How to Research Both Indices
Whether you're looking at mega-caps or mid-caps, the research process is similar. Start with the screener to filter by market cap — over £5 billion for FTSE 100 territory, £500 million to £5 billion for FTSE 250. Add other filters like P/E ratio, dividend yield, or sector to narrow your search.
Check the stock pages for chart analysis and read the daily briefing for relevant market news. FTSE 250 companies often get less media coverage than their larger peers, so the community feed can be a valuable source of insights from other investors who may be tracking these stocks closely.
For a deeper understanding of how to use screening tools to find opportunities in both indices, see our guide on how to use a stock screener.
The Bottom Line
The FTSE 100 and FTSE 250 serve different roles in an investment portfolio.

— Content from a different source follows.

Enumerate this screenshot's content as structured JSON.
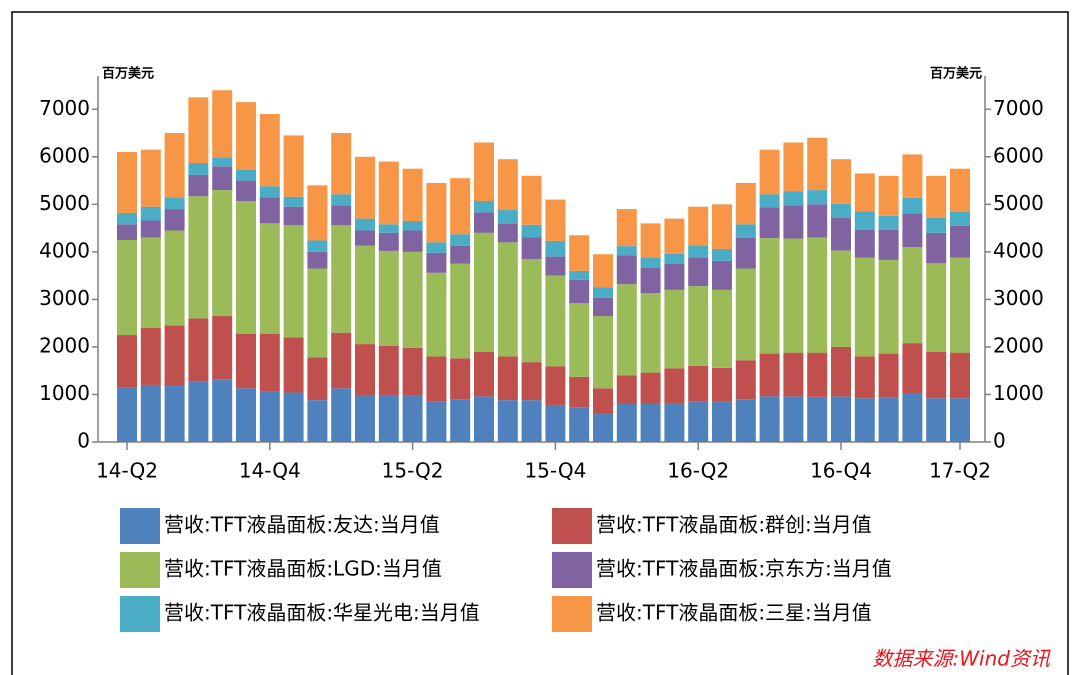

The FTSE 100 offers stability, income, and global diversification. The FTSE 250 offers growth, UK economic exposure, and the potential for undiscovered value. Neither is objectively "better" — the right choice depends on your investment goals, time horizon, and risk tolerance.
For long-term wealth building, the FTSE 250's historical outperformance is hard to ignore. For income generation and capital preservation, the FTSE 100 is the stronger option. Most investors will benefit from holding stocks from both indices, adjusting the balance as their needs evolve over time.